Il giorno dopo tecnico, società e spogliatoio devono essersi confrontati su quanto accaduto. La dirigenza aveva avuto già altri dissapori col tecnico in merito alle scelte di mercato. A quanto si è capito Marcelino non aveva alcuna intenzione di prendere Pato e avrebbe preferito Adrián López (che il Porto avrebbe ceduto per una somma leggermente superiore), ma per motivi di età, di marketing e di potenzialità è stato scelto il brasiliano. Discorso simile per quanto riguarda Cristian Espinoza, che la dirigenza avrebbe voluto integrare in rosa ma che invece il tecnico non ha voluto (dovrebbe giocare in prestito all’Alaves). Mentre Marcelino ha chiesto espressamente José Ángel bocciando Adrián Marín. Come già ribadito: nessuno di questi singoli fatti ha portato alla sua destituzione, ma la situazione complessiva aveva raggiunto un punto di non ritorno.

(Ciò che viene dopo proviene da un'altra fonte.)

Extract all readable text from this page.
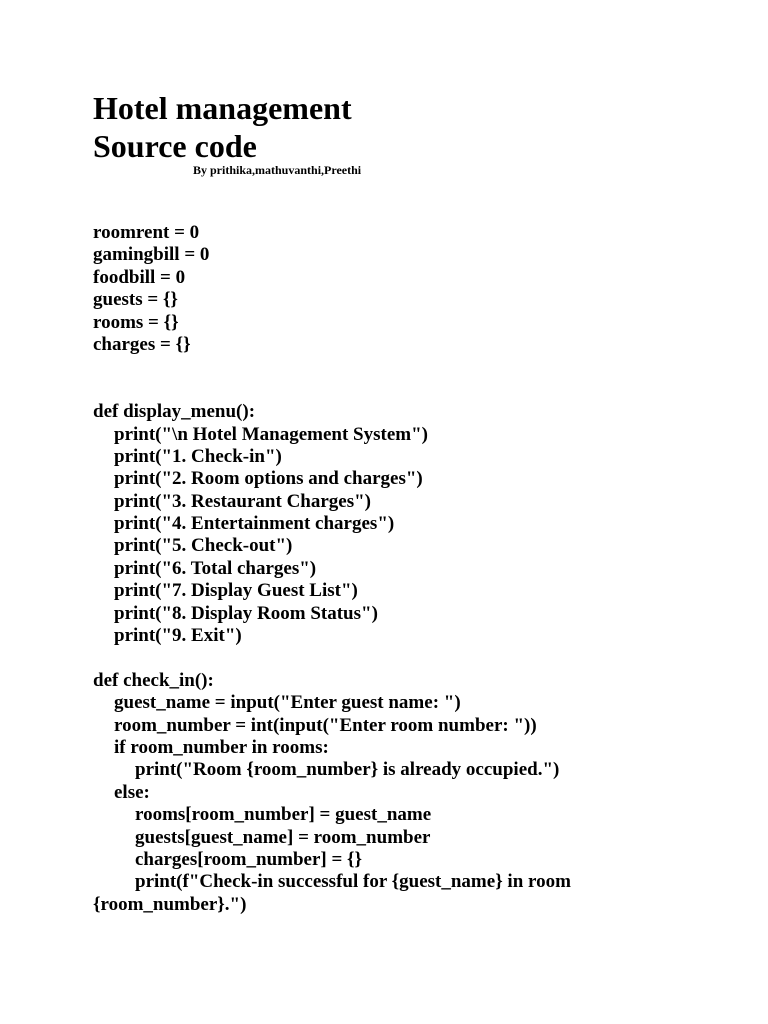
Hotel management
Source code

By prithika,mathuvanthi,Preethi

roomrent = 0
gamingbill = 0
foodbill = 0
guests = {}
rooms = {}
charges = {}
def display_menu():
print("\n Hotel Management System")
print("1. Check-in")
print("2. Room options and charges")
print("3. Restaurant Charges")
print("4. Entertainment charges")
print("5. Check-out")
print("6. Total charges")
print("7. Display Guest List")
print("8. Display Room Status")
print("9. Exit")
def check_in():
guest_name = input("Enter guest name: ")
room_number = int(input("Enter room number: "))
if room_number in rooms:
print("Room {room_number} is already occupied.")
else:
rooms[room_number] = guest_name
guests[guest_name] = room_number
charges[room_number] = {}
print(f"Check-in successful for {guest_name} in room
{room_number}.")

Prendere le parti dell’allenatore e non superare il preliminare avrebbe significato una totale perdita di controllo dello spogliatoio, rischio che si è deciso di non correre. La decisione non è stata facile, ma considerata la situazione è comprensibile. Se sia stata la scelta giusta è difficile dirlo, e probabilmente in situazioni così complesse non c’è una scelta giusta, ma solo decisioni difficili da prendere. Il presidente Roig sa benissimo, e lo ha ribadito in più di un’occasione, che Marcelino è probabilmente il miglior allenatore che questo club abbia mai avuto, ma quando si entra in alcune dinamiche pericolose, bisogna prendere decisioni drastiche per il bene della squadra. Il tempo, forse, ci spiegherà quello che ancora non sappiamo.